Likewise, the Greenmarket in Union Square Park runs gasoline generators, as well as having the diesel engines of many trucks running all day while parked right inside the park. And the Holiday Markets that run huge fuel-powered generators for more than a month straight in various city parks — are their fumes supposed to be a healthy addition to the experience of our public parks?
Just wondering where the consistency is in such a policy.
Why is it artists — who by law cannot even use a battery-powered light — that must be eliminated? Could the answer be that the Parks Department gets $100 million a year from concessions and food trucks, but nothing from cigarette smokers or First Amendment-protected artists?
Robert Lederman
Lederman is president, ARTIST (Artists’ Response to Illegal State Tactics)

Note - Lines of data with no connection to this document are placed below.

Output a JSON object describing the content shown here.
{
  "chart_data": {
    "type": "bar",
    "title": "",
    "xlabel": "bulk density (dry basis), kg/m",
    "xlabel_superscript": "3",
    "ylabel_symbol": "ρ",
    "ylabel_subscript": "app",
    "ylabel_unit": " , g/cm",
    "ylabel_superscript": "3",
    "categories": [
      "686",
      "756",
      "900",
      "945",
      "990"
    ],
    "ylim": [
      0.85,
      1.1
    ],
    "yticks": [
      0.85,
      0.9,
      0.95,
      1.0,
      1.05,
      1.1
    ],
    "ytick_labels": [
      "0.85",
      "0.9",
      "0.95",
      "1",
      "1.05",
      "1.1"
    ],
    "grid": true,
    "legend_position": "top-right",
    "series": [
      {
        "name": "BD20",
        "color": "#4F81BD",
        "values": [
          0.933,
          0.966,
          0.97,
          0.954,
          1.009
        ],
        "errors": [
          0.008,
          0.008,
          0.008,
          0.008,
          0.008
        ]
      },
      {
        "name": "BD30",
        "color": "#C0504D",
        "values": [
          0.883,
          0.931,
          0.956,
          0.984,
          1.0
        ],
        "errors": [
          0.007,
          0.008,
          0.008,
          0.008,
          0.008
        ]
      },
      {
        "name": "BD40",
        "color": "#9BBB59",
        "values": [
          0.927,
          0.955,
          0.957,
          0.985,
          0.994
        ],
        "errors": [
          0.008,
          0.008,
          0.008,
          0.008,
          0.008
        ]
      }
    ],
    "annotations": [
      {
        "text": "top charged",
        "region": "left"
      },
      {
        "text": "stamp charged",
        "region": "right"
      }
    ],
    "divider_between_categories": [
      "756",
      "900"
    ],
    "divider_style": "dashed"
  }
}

Teachable moment for Black
To The Editor:
Re “Parents see red after Black makes birth-control quip” (news article, Jan. 20):
It’s obvious from the recent verbal gaffes of new Schools Chancellor Cathie Black that she is in a new culture, that of parents and educators, and that while she is used to a quick-paced and perhaps clever-tongued corporate milieu, she doesn’t understand the sensibilities or lingo of her new environment, yet. By her accounts, she was not serious.
While just listening might be a challenge, until she knows the language of her new job, she should lay low on her metaphors and jokes.
Tequila Minsky
Gold was one of a kind
To The Editor:
Re “Ed Gold, C.B. 2 elder statesman, dies at age 84” (obituary, Sept. 16, 2010):
Ed Gold considered me his oldest friend. We met in third grade at P.S. 70 on Weeks Ave. in The Bronx. We stayed in the same class together during elementary school and graduating from P.S. 117/Joseph H. Wade Junior High School. We attended DeWitt Clinton High together for one semester until residential geography separated us. Ed transferred to Taft High School and I went on to Christopher Columbus High. I live in Austin, Texas, and did not hear of his passing.
Ed was a wonderful friend and a wonderful man. One of a kind. Ed, I will miss you!